30 March 2005

Billmon's new technique

Once known as one of the funniest, snarkiest political commentators in Blogistan, Billmon of Whisky Bar has moved into humour so dark it no longer makes you laugh. His main technique for the last seveal months has been the simple juxtaposition of quotes. Here's an example.
One in three U.S. high school students say the press ought to be more restricted, and even more say the government should approve newspaper stories before readers see them, according to a survey being released today . . . Asked whether the press enjoys "too much freedom, " not enough or about the right amount, 32% say "too much," and 37% say it has the right amount. Ten percent say it has too little.

USA Today
U.S. students say press freedoms go too far
January 31, 2005

And what's so frightening is that we're seeing the beginnings of the first post-9/11 generation --- the kids who first became aware of the news under an "Americans need to watch what they say" administration, the kids who've been told that dissent is un-American and therefore justifiably punished by a fine, imprisonment --- or the loss of your show on ABC.

Bill Maher
Kids Say the Darndest, Most Stalinist Things
February 18, 2005

Nearly all children nowadays were horrible. What was worst of all was that by means of such organizations as the Spies they were systematically turned into ungovernable little savages, and yet this produced in them no tendency whatever to rebel against the discipline of the Party.

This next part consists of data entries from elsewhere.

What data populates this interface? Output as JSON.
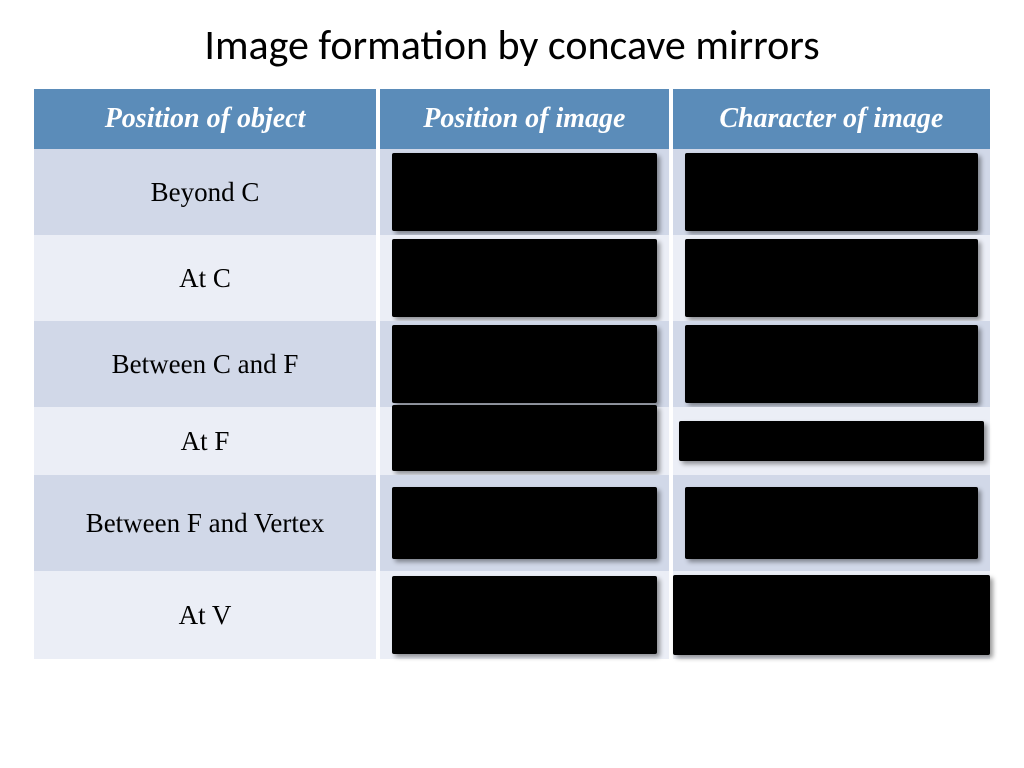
{
  "title": "Image formation by concave mirrors",
  "table": {
    "header_bg": "#5b8cb9",
    "row_alt1_bg": "#d1d8e8",
    "row_alt2_bg": "#ebeef6",
    "columns": [
      "Position of object",
      "Position of image",
      "Character of image"
    ],
    "rows": [
      {
        "label": "Beyond C"
      },
      {
        "label": "At  C"
      },
      {
        "label": "Between C and F"
      },
      {
        "label": "At  F"
      },
      {
        "label": "Between F and Vertex"
      },
      {
        "label": "At  V"
      }
    ]
  }
}
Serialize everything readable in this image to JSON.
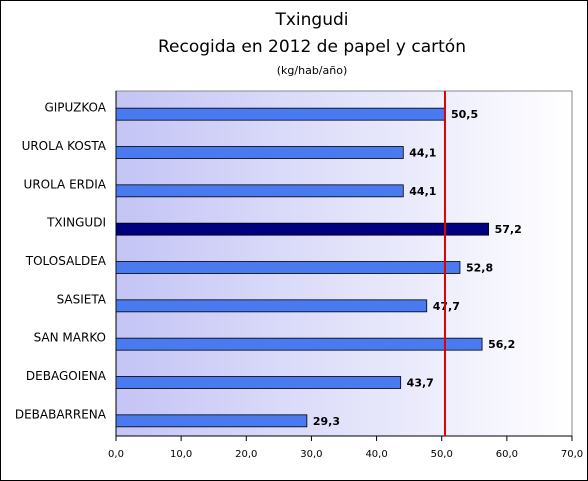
{
  "chart_data": {
    "type": "hbar",
    "title": "Txingudi",
    "subtitle": "Recogida en 2012 de papel y cartón",
    "units": "(kg/hab/año)",
    "categories": [
      "GIPUZKOA",
      "UROLA KOSTA",
      "UROLA ERDIA",
      "TXINGUDI",
      "TOLOSALDEA",
      "SASIETA",
      "SAN MARKO",
      "DEBAGOIENA",
      "DEBABARRENA"
    ],
    "values": [
      50.5,
      44.1,
      44.1,
      57.2,
      52.8,
      47.7,
      56.2,
      43.7,
      29.3
    ],
    "value_labels": [
      "50,5",
      "44,1",
      "44,1",
      "57,2",
      "52,8",
      "47,7",
      "56,2",
      "43,7",
      "29,3"
    ],
    "colors": [
      "#4a7af0",
      "#4a7af0",
      "#4a7af0",
      "#000080",
      "#4a7af0",
      "#4a7af0",
      "#4a7af0",
      "#4a7af0",
      "#4a7af0"
    ],
    "xlim": [
      0,
      70
    ],
    "xticks": [
      {
        "value": 0,
        "label": "0,0"
      },
      {
        "value": 10,
        "label": "10,0"
      },
      {
        "value": 20,
        "label": "20,0"
      },
      {
        "value": 30,
        "label": "30,0"
      },
      {
        "value": 40,
        "label": "40,0"
      },
      {
        "value": 50,
        "label": "50,0"
      },
      {
        "value": 60,
        "label": "60,0"
      },
      {
        "value": 70,
        "label": "70,0"
      }
    ],
    "reference_line": {
      "value": 50.5,
      "color": "#e00000"
    }
  }
}
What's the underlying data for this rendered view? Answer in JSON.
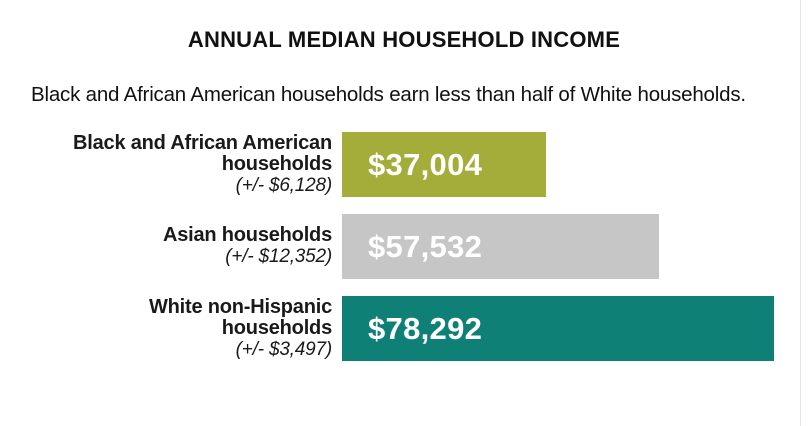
{
  "page": {
    "background": "#ffffff",
    "text_color": "#1a1a1a"
  },
  "chart": {
    "title": "ANNUAL MEDIAN HOUSEHOLD INCOME",
    "subtitle": "Black and African American households earn less than half of White households."
  },
  "rows": [
    {
      "label_lines": [
        "Black and African American",
        "households"
      ],
      "moe": "(+/- $6,128)",
      "value_label": "$37,004",
      "value": 37004,
      "color": "#a5ad3a"
    },
    {
      "label_lines": [
        "Asian households"
      ],
      "moe": "(+/- $12,352)",
      "value_label": "$57,532",
      "value": 57532,
      "color": "#c6c6c6"
    },
    {
      "label_lines": [
        "White non-Hispanic",
        "households"
      ],
      "moe": "(+/- $3,497)",
      "value_label": "$78,292",
      "value": 78292,
      "color": "#0e8076"
    }
  ],
  "chart_data": {
    "type": "bar",
    "orientation": "horizontal",
    "title": "ANNUAL MEDIAN HOUSEHOLD INCOME",
    "subtitle": "Black and African American households earn less than half of White households.",
    "categories": [
      "Black and African American households",
      "Asian households",
      "White non-Hispanic households"
    ],
    "values": [
      37004,
      57532,
      78292
    ],
    "margin_of_error_values": [
      6128,
      12352,
      3497
    ],
    "value_labels": [
      "$37,004",
      "$57,532",
      "$78,292"
    ],
    "moe_labels": [
      "(+/- $6,128)",
      "(+/- $12,352)",
      "(+/- $3,497)"
    ],
    "bar_colors": [
      "#a5ad3a",
      "#c6c6c6",
      "#0e8076"
    ],
    "value_label_color": "#ffffff",
    "value_label_position": "inside-start",
    "xlabel": "",
    "ylabel": "",
    "xlim": [
      0,
      78292
    ],
    "grid": false,
    "legend": false,
    "axis_ticks_visible": false
  }
}
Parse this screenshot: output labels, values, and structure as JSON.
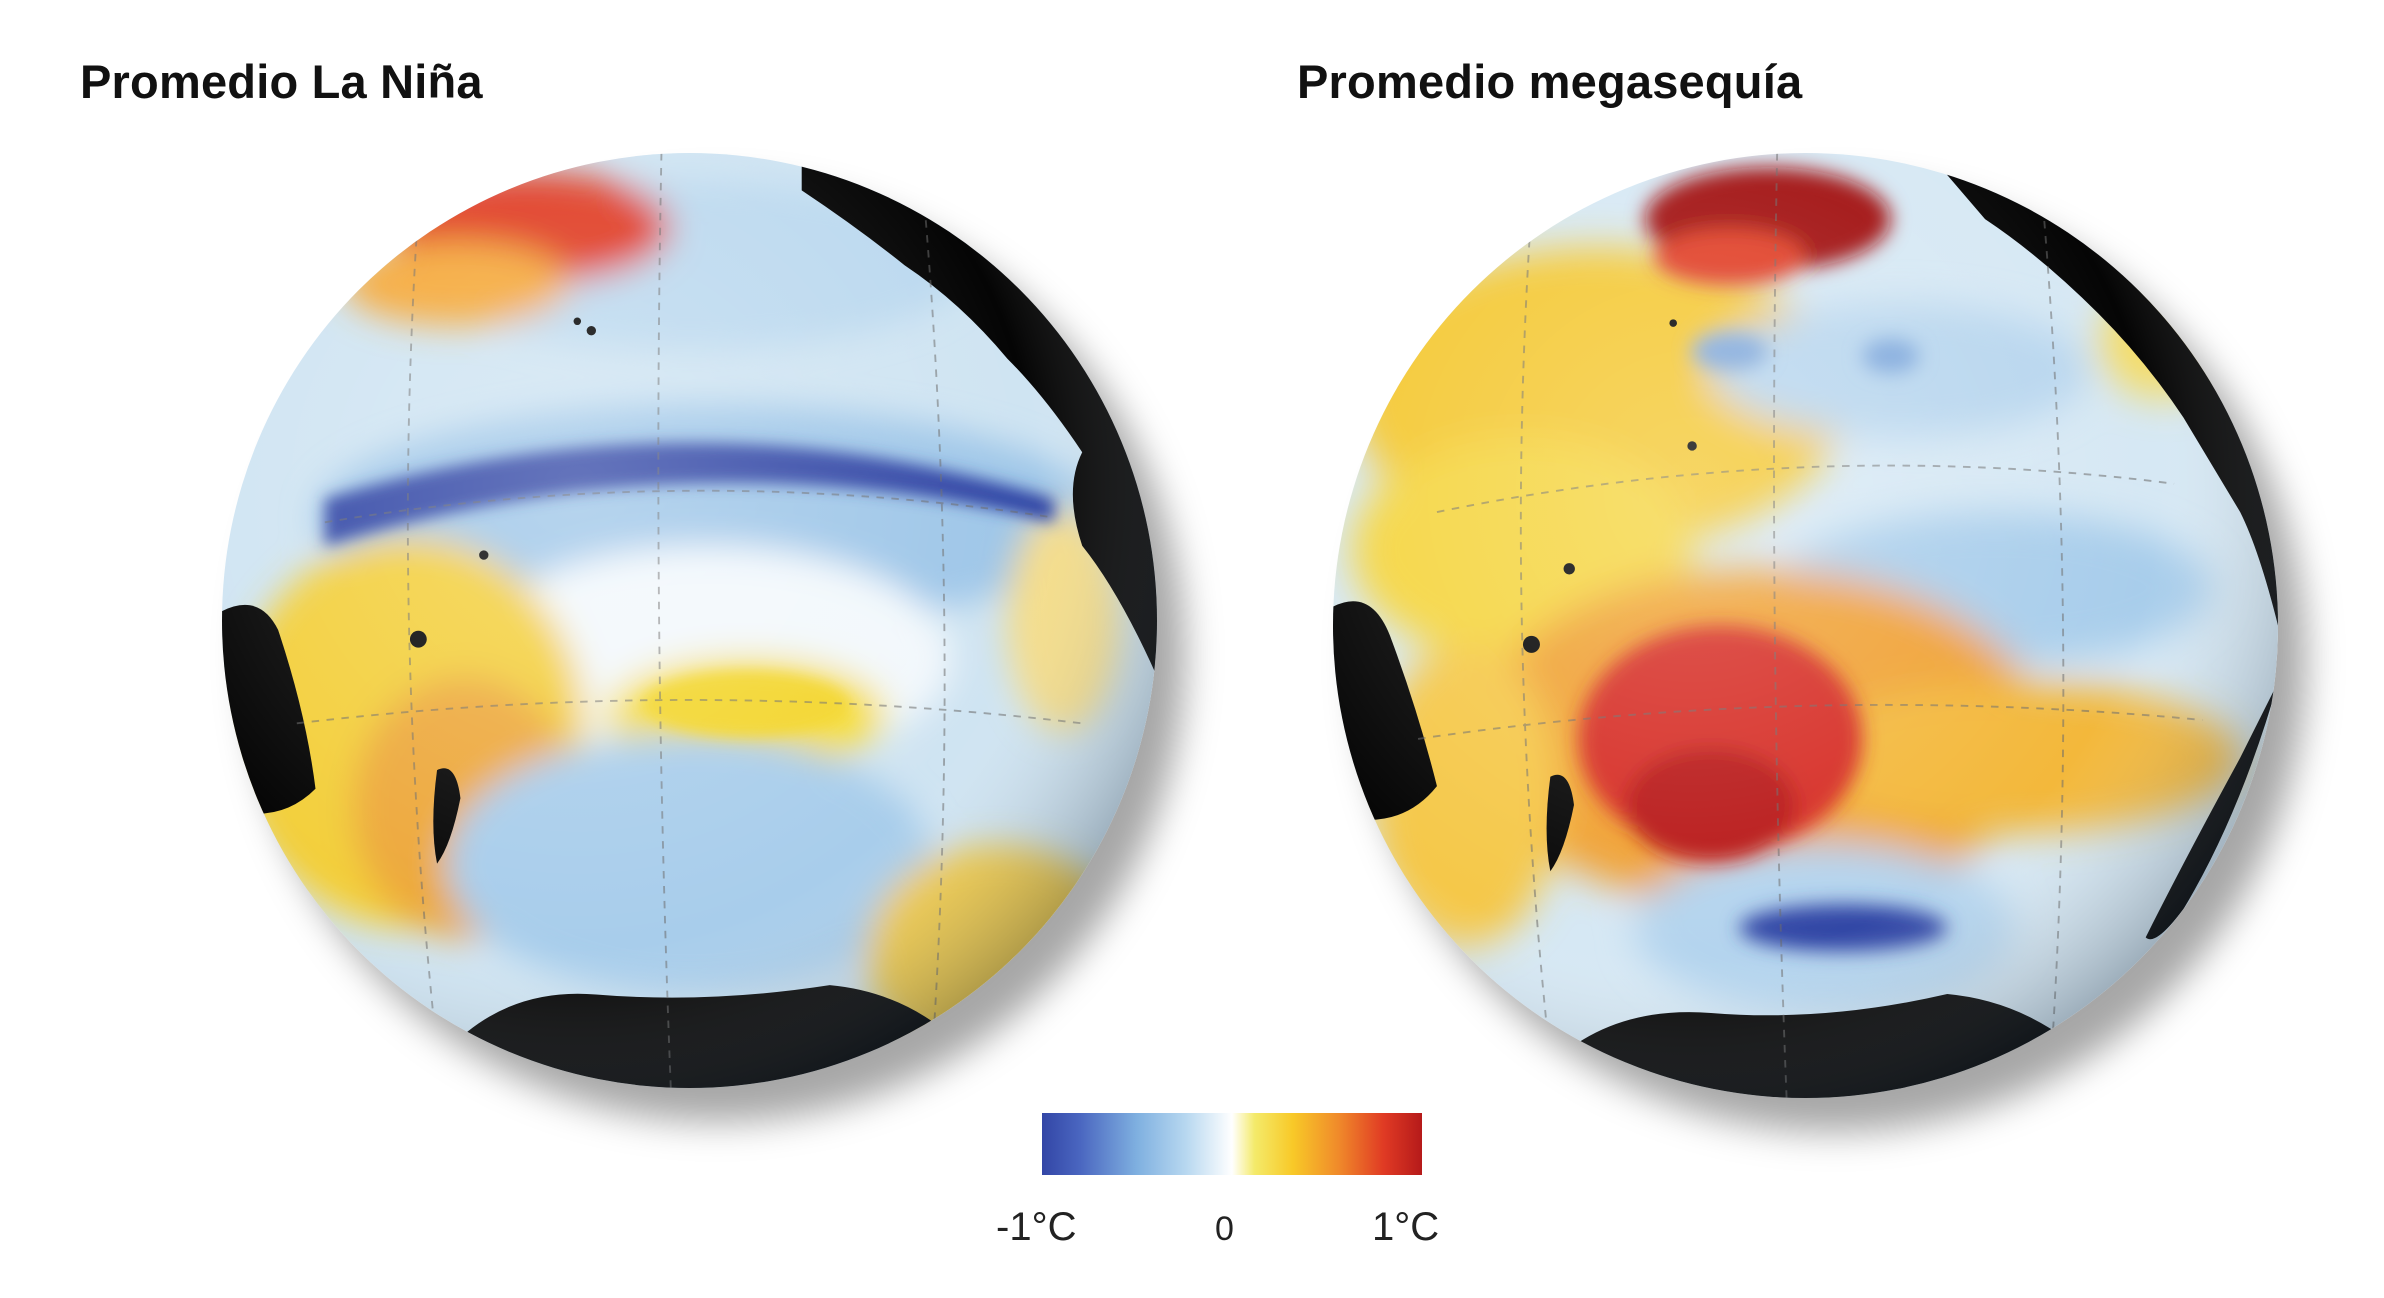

On the contrary, they adored the Party and everything connected with it. The songs, the processions, the banners, the hiking, the drilling with dummy rifles, the yelling of slogans, the worship of Big Brother --- it was all a sort of glorious game to them. All their ferocity was turned outwards, against the enemies of the State, against foreigners, traitors, saboteurs, thought-criminals.

It was almost normal for people over thirty to be frightened of their own children. And with good reason, for hardly a week passed in which The Times did not carry a paragraph describing how some eavesdropping little sneak --- "child hero" was the phrase generally used --- had overheard some compromising remark and denounced its parents to the Thought Police.

George Orwell
1984
1948

Of course, this is a technique that I pioneered, and no doubt Billmon will we crediting me any day now.